One logical way to lower the cost of SANs is to use inexpensive Ethernet connectivity. This was recently standardized as iSCSI, which is essentially SCSI running on top of TCP/IP. I recently became aware of Ximeta, a company that makes external drives that apparently implement iSCSI, at a price that is very close to that of raw disks (since iSCSI does not have to manage state for clients the way a more featured NAS does, Ximeta can shun expensive CPUs and RAM, and use a dedicated ASIC instead).

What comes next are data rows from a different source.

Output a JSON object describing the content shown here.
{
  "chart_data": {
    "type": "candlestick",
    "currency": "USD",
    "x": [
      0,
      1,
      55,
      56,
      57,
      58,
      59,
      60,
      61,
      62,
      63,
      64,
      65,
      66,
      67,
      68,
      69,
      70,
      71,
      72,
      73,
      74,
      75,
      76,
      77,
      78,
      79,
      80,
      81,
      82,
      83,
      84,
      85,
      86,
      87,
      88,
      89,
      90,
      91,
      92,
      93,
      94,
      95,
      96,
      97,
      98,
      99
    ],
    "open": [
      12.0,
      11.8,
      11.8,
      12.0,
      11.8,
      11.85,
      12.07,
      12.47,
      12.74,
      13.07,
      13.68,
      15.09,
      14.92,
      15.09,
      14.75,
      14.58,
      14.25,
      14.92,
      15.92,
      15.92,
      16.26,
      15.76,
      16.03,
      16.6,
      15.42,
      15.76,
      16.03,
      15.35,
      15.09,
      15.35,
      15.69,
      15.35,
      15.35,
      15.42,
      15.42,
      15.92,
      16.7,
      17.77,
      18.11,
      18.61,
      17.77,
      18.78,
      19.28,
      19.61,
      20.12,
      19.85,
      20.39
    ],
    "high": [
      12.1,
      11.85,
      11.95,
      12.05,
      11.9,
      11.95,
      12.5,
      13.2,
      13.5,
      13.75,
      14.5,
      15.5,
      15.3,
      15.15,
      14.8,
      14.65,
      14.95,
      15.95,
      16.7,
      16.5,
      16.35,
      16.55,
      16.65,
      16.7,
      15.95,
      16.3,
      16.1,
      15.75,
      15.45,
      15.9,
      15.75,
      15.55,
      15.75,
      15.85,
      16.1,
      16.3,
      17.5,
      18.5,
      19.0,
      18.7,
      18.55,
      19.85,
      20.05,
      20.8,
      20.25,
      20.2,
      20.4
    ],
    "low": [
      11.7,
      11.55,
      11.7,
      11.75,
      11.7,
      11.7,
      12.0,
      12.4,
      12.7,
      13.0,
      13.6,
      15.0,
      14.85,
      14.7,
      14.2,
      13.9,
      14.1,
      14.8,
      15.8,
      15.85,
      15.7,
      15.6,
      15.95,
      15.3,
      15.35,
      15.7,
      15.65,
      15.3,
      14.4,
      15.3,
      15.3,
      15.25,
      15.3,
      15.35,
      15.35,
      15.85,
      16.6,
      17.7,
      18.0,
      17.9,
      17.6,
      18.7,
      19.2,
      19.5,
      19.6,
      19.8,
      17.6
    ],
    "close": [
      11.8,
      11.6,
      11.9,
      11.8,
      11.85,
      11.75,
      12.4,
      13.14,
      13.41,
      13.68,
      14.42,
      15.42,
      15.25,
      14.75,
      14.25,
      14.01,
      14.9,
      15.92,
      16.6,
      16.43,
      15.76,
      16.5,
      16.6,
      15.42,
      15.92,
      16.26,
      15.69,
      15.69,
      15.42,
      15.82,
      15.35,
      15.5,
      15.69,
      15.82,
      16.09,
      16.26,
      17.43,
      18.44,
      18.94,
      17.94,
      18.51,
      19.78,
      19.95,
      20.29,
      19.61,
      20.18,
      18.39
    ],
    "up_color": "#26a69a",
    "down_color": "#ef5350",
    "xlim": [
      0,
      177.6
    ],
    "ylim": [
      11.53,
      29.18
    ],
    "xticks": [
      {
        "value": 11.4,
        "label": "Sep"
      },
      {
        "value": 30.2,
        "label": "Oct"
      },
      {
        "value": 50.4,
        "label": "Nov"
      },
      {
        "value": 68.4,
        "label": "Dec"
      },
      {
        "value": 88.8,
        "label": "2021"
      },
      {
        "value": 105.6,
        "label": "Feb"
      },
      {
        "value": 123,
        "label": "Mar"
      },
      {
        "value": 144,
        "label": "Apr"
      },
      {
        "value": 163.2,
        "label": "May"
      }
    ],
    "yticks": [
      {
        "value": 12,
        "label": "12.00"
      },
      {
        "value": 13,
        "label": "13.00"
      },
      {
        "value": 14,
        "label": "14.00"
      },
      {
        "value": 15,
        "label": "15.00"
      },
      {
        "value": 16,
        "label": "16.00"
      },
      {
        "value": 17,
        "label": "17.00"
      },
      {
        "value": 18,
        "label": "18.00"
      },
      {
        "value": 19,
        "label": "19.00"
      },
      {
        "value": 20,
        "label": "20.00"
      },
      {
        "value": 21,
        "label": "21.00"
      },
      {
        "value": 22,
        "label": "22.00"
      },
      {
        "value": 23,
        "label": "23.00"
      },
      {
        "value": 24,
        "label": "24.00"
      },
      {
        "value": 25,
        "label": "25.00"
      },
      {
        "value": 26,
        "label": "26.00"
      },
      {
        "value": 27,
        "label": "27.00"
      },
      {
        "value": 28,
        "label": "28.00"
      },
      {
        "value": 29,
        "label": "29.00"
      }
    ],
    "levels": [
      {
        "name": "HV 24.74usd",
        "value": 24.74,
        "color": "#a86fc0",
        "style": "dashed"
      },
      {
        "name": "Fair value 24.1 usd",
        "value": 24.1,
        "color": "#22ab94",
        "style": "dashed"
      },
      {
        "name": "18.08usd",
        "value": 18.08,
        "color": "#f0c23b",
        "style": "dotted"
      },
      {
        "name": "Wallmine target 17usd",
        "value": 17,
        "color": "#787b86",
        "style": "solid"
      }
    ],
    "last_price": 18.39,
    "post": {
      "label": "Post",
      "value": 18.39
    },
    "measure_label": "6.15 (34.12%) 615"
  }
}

The Ximeta hardware is not a complete solution, and the driver software manages the metadata for the cluster of networked drives, such as the information that allows multiple drives to be concatenated to add capacity while keeping the illusion of a single virtual disk. The driver is also responsible for RAID, although Windows, Mac OS X and Linux all have volume managers capable of this. There are apparently some Windows-only provisions to allow multiple computers to share a drive, but I doubt they constitute a full-blown clustered filesystem. There are very few real-world cases in the target market where anything more than a cold standby is required, and it makes a lot more sense to designate one machine to share a drive for the others in the network.

I think this technology is very interesting and has the potential to finally make SANs affordable for small businesses, as well as for individuals (imagine extending the capacity of a TiVo by simply adding networked drives in a stack). Disk-to-disk Backups are replacing sluggish and relatively low-capacity tape drives, and these devices are interesting for that purpose as well.

Keyspan USB Server review

I saw the Keyspan USB Server at MacWorld SF a few months ago, but it has only recently started to ship (I received mine yesterday). This device allows you to connect a Mac or PC to up to 4 USB 1.1 peripherals remotely over Ethernet, much as a print server allows you to access remote printers. It also allows sharing of USB devices between multiple computers.

I use it to reduce clutter in my apartment by moving away bulky items like my HP 7660 printer and my Epson 3170 scanner away from the iMac in my living room, which has progressively become my main computer, even though it is probably the slowest machine I have.

You install the driver software (Windows 2000/XP or Mac OS X, no drivers for Linux so far), and it creates a simulated USB hub device that takes care of bridging the USB requests over Ethernet. There is a management program that allows you to configure the settings on the USB Server such as the IP address (zeroconf, a.k.a RendezVous is supported, a nice touch), password and access mode. The user interface is functional, if not perfectly polished. To use a USB peripheral hooked to the USB server, you fire up the admin client, select one of the USB devices and take a “lease” on it. I have links to some screen shots of the GUI below:

The process is as smooth as it can possibly be, given that USB devices are not designed to be shared between multiple hosts, and thus some form of locking had to be provided. I tried my scanner over the Ethernet, and have not noticed any perceptible degradation in performance. The software copes with sleep mode correctly. The only nit I would have to pick is that the power adapter “wall wart” DC connector slips off the device too easily (not enough friction to hold it in place), disconnecting it.

Many families are becoming multi-computer households. The Keyspan USB Server is a surprisingly effective way to share peripherals or to move bulky and seldom used peripherals out of the way. At a street price of around $100, it is not inexpensive, but I found it a very worthwhile accessory for my home network.